What of the natural criticism that he will lack the expertise to judge basketball talent?

"They always say that if you didn't play. They say how are you going to be able to do it?'' says D'Antoni. "But they can say the same thing about people who did play. There is no science to it. It's all about being around it and doing your homework. A lot of it has to do with surrounding yourself with good people who know how to scout it and work it and have a vision of how to put it together. What you see in successful people is that they come from way, way different backgrounds.''

How many NBA teams turn out to be less than the sum of their parts? They have a lot of talent but don't work well together. When Sheppard is running his own team, he will help fix those problems. He won't eradicate them -- no one can -- but he will help his team reach its potential. If he fulfills his talent for working with people, then everything else -- the acquisition of talent, as well as the relations between front office, coaches and players -- will work more efficiently.

Friday, July 6, 2007

Grant Hill Joins the Phoenix Suns

Yesterday, Grant Hill's agent, Lon Babby, announced he is leaving the Orlando Magic after several injury-plagued seasons to join the Phoenix Suns. Babby said Hill agreed to a two-year deal worth about $1.8 million for the first year, with a second-year player option for about $2 million.

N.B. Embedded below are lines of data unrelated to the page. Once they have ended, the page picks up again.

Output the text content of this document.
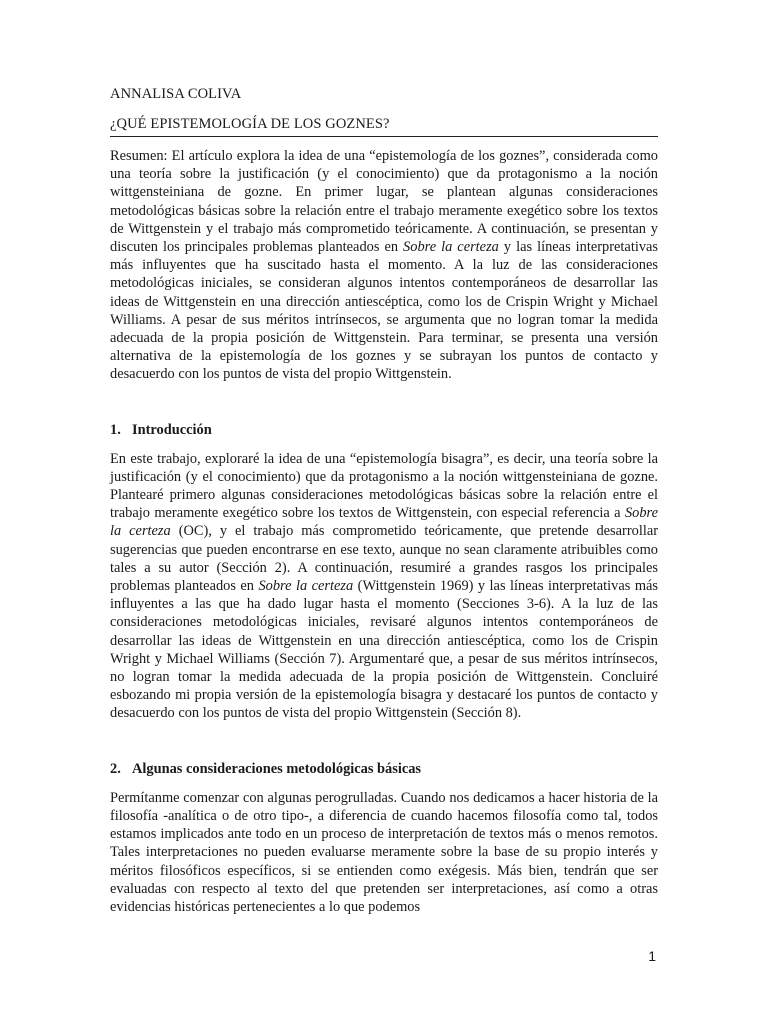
ANNALISA COLIVA

¿QUÉ EPISTEMOLOGÍA DE LOS GOZNES?

Resumen: El artículo explora la idea de una “epistemología de los goznes”, considerada como una teoría sobre la justificación (y el conocimiento) que da protagonismo a la noción wittgensteiniana de gozne. En primer lugar, se plantean algunas consideraciones metodológicas básicas sobre la relación entre el trabajo meramente exegético sobre los textos de Wittgenstein y el trabajo más comprometido teóricamente. A continuación, se presentan y discuten los principales problemas planteados en Sobre la certeza y las líneas interpretativas más influyentes que ha suscitado hasta el momento. A la luz de las consideraciones metodológicas iniciales, se consideran algunos intentos contemporáneos de desarrollar las ideas de Wittgenstein en una dirección antiescéptica, como los de Crispin Wright y Michael Williams. A pesar de sus méritos intrínsecos, se argumenta que no logran tomar la medida adecuada de la propia posición de Wittgenstein. Para terminar, se presenta una versión alternativa de la epistemología de los goznes y se subrayan los puntos de contacto y desacuerdo con los puntos de vista del propio Wittgenstein.

1. Introducción

En este trabajo, exploraré la idea de una “epistemología bisagra”, es decir, una teoría sobre la justificación (y el conocimiento) que da protagonismo a la noción wittgensteiniana de gozne. Plantearé primero algunas consideraciones metodológicas básicas sobre la relación entre el trabajo meramente exegético sobre los textos de Wittgenstein, con especial referencia a Sobre la certeza (OC), y el trabajo más comprometido teóricamente, que pretende desarrollar sugerencias que pueden encontrarse en ese texto, aunque no sean claramente atribuibles como tales a su autor (Sección 2). A continuación, resumiré a grandes rasgos los principales problemas planteados en Sobre la certeza (Wittgenstein 1969) y las líneas interpretativas más influyentes a las que ha dado lugar hasta el momento (Secciones 3-6). A la luz de las consideraciones metodológicas iniciales, revisaré algunos intentos contemporáneos de desarrollar las ideas de Wittgenstein en una dirección antiescéptica, como los de Crispin Wright y Michael Williams (Sección 7). Argumentaré que, a pesar de sus méritos intrínsecos, no logran tomar la medida adecuada de la propia posición de Wittgenstein. Concluiré esbozando mi propia versión de la epistemología bisagra y destacaré los puntos de contacto y desacuerdo con los puntos de vista del propio Wittgenstein (Sección 8).

2. Algunas consideraciones metodológicas básicas

Permítanme comenzar con algunas perogrulladas. Cuando nos dedicamos a hacer historia de la filosofía -analítica o de otro tipo-, a diferencia de cuando hacemos filosofía como tal, todos estamos implicados ante todo en un proceso de interpretación de textos más o menos remotos. Tales interpretaciones no pueden evaluarse meramente sobre la base de su propio interés y méritos filosóficos específicos, si se entienden como exégesis. Más bien, tendrán que ser evaluadas con respecto al texto del que pretenden ser interpretaciones, así como a otras evidencias históricas pertenecientes a lo que podemos

1
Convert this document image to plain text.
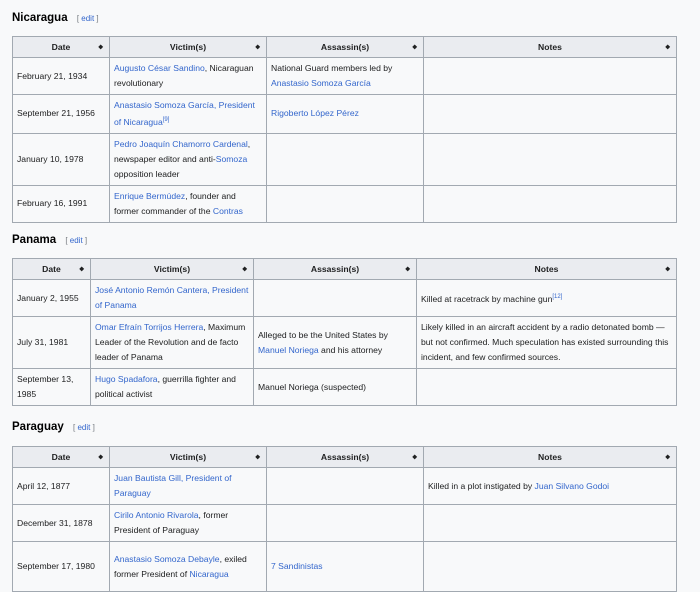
Nicaragua [ edit ]
Date ◆	Victim(s) ◆	Assassin(s) ◆	Notes ◆

February 21, 1934	Augusto César Sandino, Nicaraguan revolutionary	National Guard members led by Anastasio Somoza García	
September 21, 1956	Anastasio Somoza García, President of Nicaragua[9]	Rigoberto López Pérez	
January 10, 1978	Pedro Joaquín Chamorro Cardenal, newspaper editor and anti-Somoza opposition leader		
February 16, 1991	Enrique Bermúdez, founder and former commander of the Contras		
Panama [ edit ]
Date ◆	Victim(s) ◆	Assassin(s) ◆	Notes ◆

January 2, 1955	José Antonio Remón Cantera, President of Panama		Killed at racetrack by machine gun[12]
July 31, 1981	Omar Efraín Torrijos Herrera, Maximum Leader of the Revolution and de facto leader of Panama	Alleged to be the United States by Manuel Noriega and his attorney	Likely killed in an aircraft accident by a radio detonated bomb — but not confirmed. Much speculation has existed surrounding this incident, and few confirmed sources.
September 13, 1985	Hugo Spadafora, guerrilla fighter and political activist	Manuel Noriega (suspected)	
Paraguay [ edit ]
Date ◆	Victim(s) ◆	Assassin(s) ◆	Notes ◆

April 12, 1877	Juan Bautista Gill, President of Paraguay		Killed in a plot instigated by Juan Silvano Godoi
December 31, 1878	Cirilo Antonio Rivarola, former President of Paraguay		
September 17, 1980	Anastasio Somoza Debayle, exiled former President of Nicaragua	7 Sandinistas	
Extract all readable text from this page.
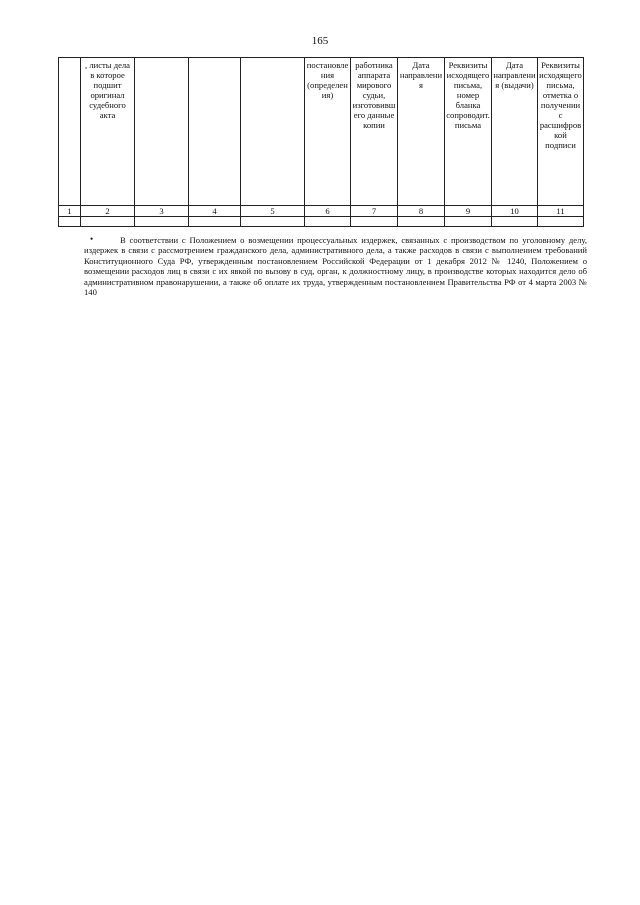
165
	, листы дела в которое подшит оригинал судебного акта				постановления (определения)	работника аппарата мирового судьи, изготовившего данные копии	Дата направления	Реквизиты исходящего письма, номер бланка сопроводит. письма	Дата направления (выдачи)	Реквизиты исходящего письма, отметка о получении с расшифровкой подписи
1	2	3	4	5	6	7	8	9	10	11

•	В соответствии с Положением о возмещении процессуальных издержек, связанных с производством по уголовному делу, издержек в связи с рассмотрением гражданского дела, административного дела, а также расходов в связи с выполнением требований Конституционного Суда РФ, утвержденным постановлением Российской Федерации от 1 декабря 2012 № 1240, Положением о возмещении расходов лиц в связи с их явкой по вызову в суд, орган, к должностному лицу, в производстве которых находится дело об административном правонарушении, а также об оплате их труда, утвержденным постановлением Правительства РФ от 4 марта 2003 № 140
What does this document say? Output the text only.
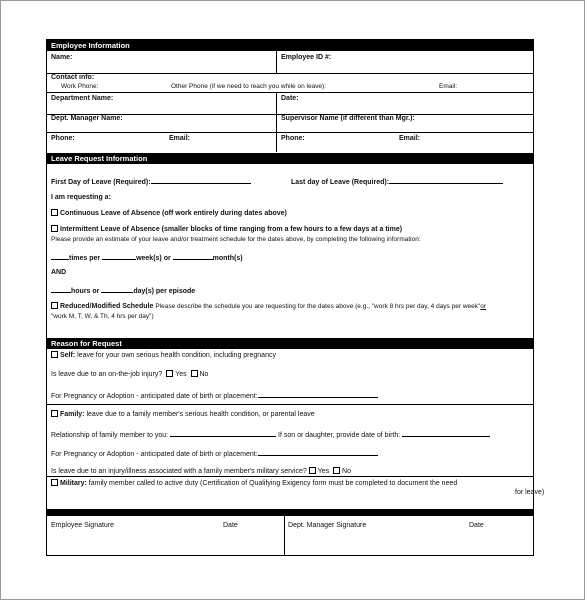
Employee Information
Name:	Employee ID #:
Contact info:
Work Phone:	Other Phone (if we need to reach you while on leave):	Email:
Department Name:	Date:
Dept. Manager Name:	Supervisor Name (if different than Mgr.):
Phone:	Email:	Phone:	Email:
Leave Request Information
First Day of Leave (Required):	Last day of Leave (Required):
I am requesting a:
Continuous Leave of Absence (off work entirely during dates above)
Intermittent Leave of Absence (smaller blocks of time ranging from a few hours to a few days at a time)
Please provide an estimate of your leave and/or treatment schedule for the dates above, by completing the following information:
times per	week(s) or	month(s)
AND
hours or	day(s) per episode
Reduced/Modified Schedule Please describe the schedule you are requesting for the dates above (e.g., "work 8 hrs per day, 4 days per week"or
"work M, T, W, & Th, 4 hrs per day")
Reason for Request
Self: leave for your own serious health condition, including pregnancy
Is leave due to an on-the-job injury? Yes No
For Pregnancy or Adoption - anticipated date of birth or placement:
Family: leave due to a family member's serious health condition, or parental leave
Relationship of family member to you:	If son or daughter, provide date of birth:
For Pregnancy or Adoption - anticipated date of birth or placement:
Is leave due to an injury/illness associated with a family member's military service? Yes No
Military: family member called to active duty (Certification of Qualifying Exigency form must be completed to document the need
for leave)
Employee Signature	Date	Dept. Manager Signature	Date
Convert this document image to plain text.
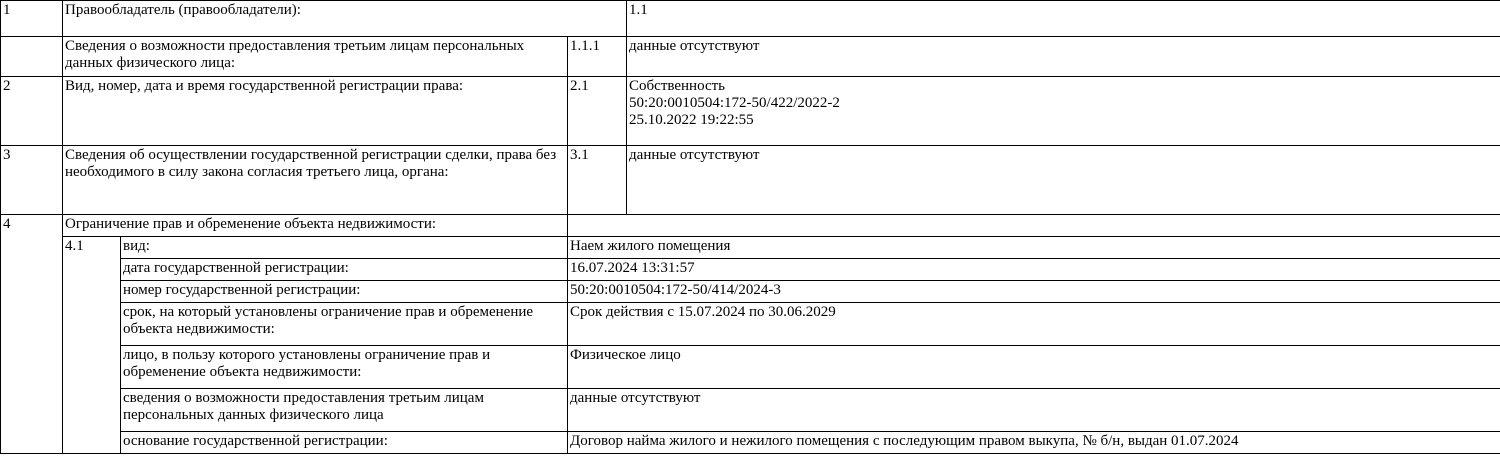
1	Правообладатель (правообладатели):			1.1	
	Сведения о возможности предоставления третьим лицам персональных данных физического лица:		1.1.1	данные отсутствуют	
2	Вид, номер, дата и время государственной регистрации права:		2.1	Собственность
50:20:0010504:172-50/422/2022-2
25.10.2022 19:22:55	
3	Сведения об осуществлении государственной регистрации сделки, права без необходимого в силу закона согласия третьего лица, органа:		3.1	данные отсутствуют	
4	Ограничение прав и обременение объекта недвижимости:				
	4.1	вид:	Наем жилого помещения		
		дата государственной регистрации:	16.07.2024 13:31:57		
		номер государственной регистрации:	50:20:0010504:172-50/414/2024-3		
		срок, на который установлены ограничение прав и обременение объекта недвижимости:	Срок действия с 15.07.2024 по 30.06.2029		
		лицо, в пользу которого установлены ограничение прав и обременение объекта недвижимости:	Физическое лицо		
		сведения о возможности предоставления третьим лицам персональных данных физического лица	данные отсутствуют		
		основание государственной регистрации:	Договор найма жилого и нежилого помещения с последующим правом выкупа, № б/н, выдан 01.07.2024		
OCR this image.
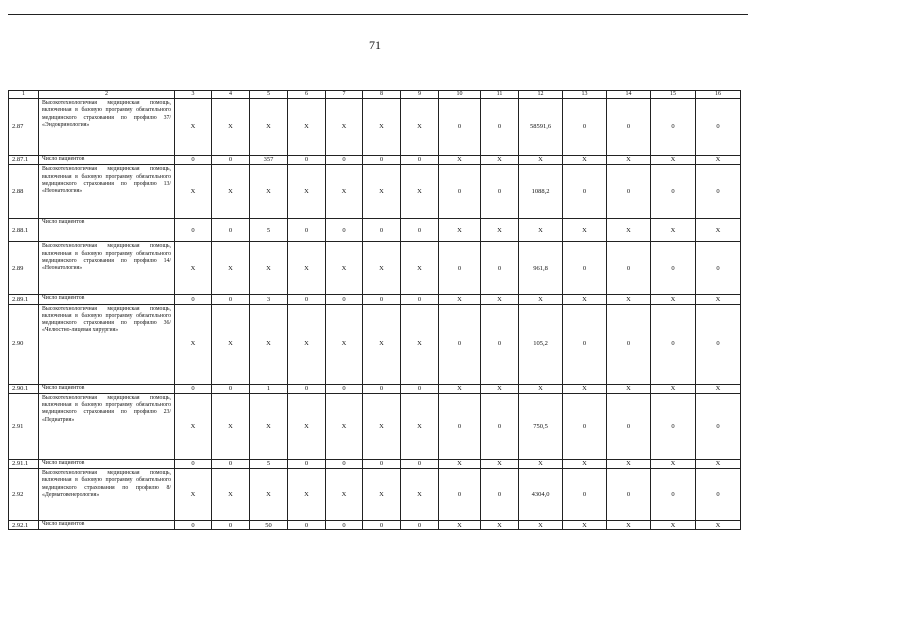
71
1	2	3	4	5	6	7	8	9	10	11	12	13	14	15	16
2.87	Высокотехнологичная медицинская помощь, включенная в базовую программу обязательного медицинского страхования по профилю 37/ «Эндокринология»	X	X	X	X	X	X	X	0	0	58591,6	0	0	0	0
2.87.1	Число пациентов	0	0	357	0	0	0	0	X	X	X	X	X	X	X
2.88	Высокотехнологичная медицинская помощь, включенная в базовую программу обязательного медицинского страхования по профилю 13/ «Неонатология»	X	X	X	X	X	X	X	0	0	1088,2	0	0	0	0
2.88.1	Число пациентов	0	0	5	0	0	0	0	X	X	X	X	X	X	X
2.89	Высокотехнологичная медицинская помощь, включенная в базовую программу обязательного медицинского страхования по профилю 14/ «Неонатология»	X	X	X	X	X	X	X	0	0	961,8	0	0	0	0
2.89.1	Число пациентов	0	0	3	0	0	0	0	X	X	X	X	X	X	X
2.90	Высокотехнологичная медицинская помощь, включенная в базовую программу обязательного медицинского страхования по профилю 36/ «Челюстно-лицевая хирургия»	X	X	X	X	X	X	X	0	0	105,2	0	0	0	0
2.90.1	Число пациентов	0	0	1	0	0	0	0	X	X	X	X	X	X	X
2.91	Высокотехнологичная медицинская помощь, включенная в базовую программу обязательного медицинского страхования по профилю 23/ «Педиатрия»	X	X	X	X	X	X	X	0	0	750,5	0	0	0	0
2.91.1	Число пациентов	0	0	5	0	0	0	0	X	X	X	X	X	X	X
2.92	Высокотехнологичная медицинская помощь, включенная в базовую программу обязательного медицинского страхования по профилю 8/ «Дерматовенерология»	X	X	X	X	X	X	X	0	0	4304,0	0	0	0	0
2.92.1	Число пациентов	0	0	50	0	0	0	0	X	X	X	X	X	X	X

This move was setup by a series of moves that Suns general manager, Steve Kerr, made. The Suns shipped small forward James Jones to the Trail Blazers as part of the deal in which Portland bought the 24th pick from Phoenix for $3 million Thursday. Jones has one guaranteed year left on a contract that pays him $2.9 million and a player option of $3.15 million for the 2008-09 season.

The Trail Blazers had a $3,000,000 trade exception that they moved to Phoenix in this trade. Therefore, the Suns saved just over $6,000,000 in salary owed to Jones over the next two yaears, plus the $3,000,000 in the exception. In the end, moving Jones to the Blazers became more than a $9,000,000 benefit for the Phoenix Suns.

Plus, with the Suns over the threshold, that $3 million would have been subject to the NBA’s dollar-for-dollar luxury tax penalty. By clearing some cap space there, the Suns created a spot for Hill to join the team.

Let's compare the two players numbers from last season:

James Jones (Suns)
76 Games, 7 Started
18.1 MPG
.368 FG%
.378 3P%
2.3 RPG
0.6 APG
0.4 SPG
6.4 PPG

Grant Hill (Magic)
65 Games, 64 Started
30.9 MPG
.518 FG%
.167 3P%
3.6 RPG
2.1 APG
0.9 SPG
14.4 PPG

The two players' numbers are somewhat similar, with Hill playing more minutes per game and scoring more points per game than Jones. At the same time, Jones was on the second-best team in the league, and his minutes were limited with superior players in front of him in the rotation.

Now, lets compare the salaries of the two players:

James Jones
26 years old
2007/08: $2,904,000
2008/09: $3,156,000 (Player Option)

Grant Hill
34 years old
2007/08: $1,800,000
2008/09: $2,000,000 (Player Option)

On the surface, you can see that Hill's numbers were better than Jones' and he will be making less money over the next two seasons. Although Jones' best days maybe ahead of him, and Hill's are most likely behind him, this was a great move by the Suns. In their pursuit of a championship next year, Hill will be much more valuable than Jones would be. Jones fell out-of-favor with Suns head coach, Mike D'Antoni, only playing 171 minutes in eleven playoff games at the end of this season. Additionally, Hill will take over the role of the point man when Steve Nash is out of the game. In previous seasons, Boris Diaw played this spot for the Suns, but Hill should be more efficient.

The signing of Hill was a no-risk deal, which is structured well-enough that if his injury woes resurface, the franchise will not be handcuffed. Phoenix selected Wisconsin SF, Alando Tucker, at pick number 29, who will eventually replace Hill once he ends his career. Tucker is experienced enough that if these problems do come up with Hill, he will be able to step-in and make a difference with his tremendous athleticiscm and ability to play bigger than his height.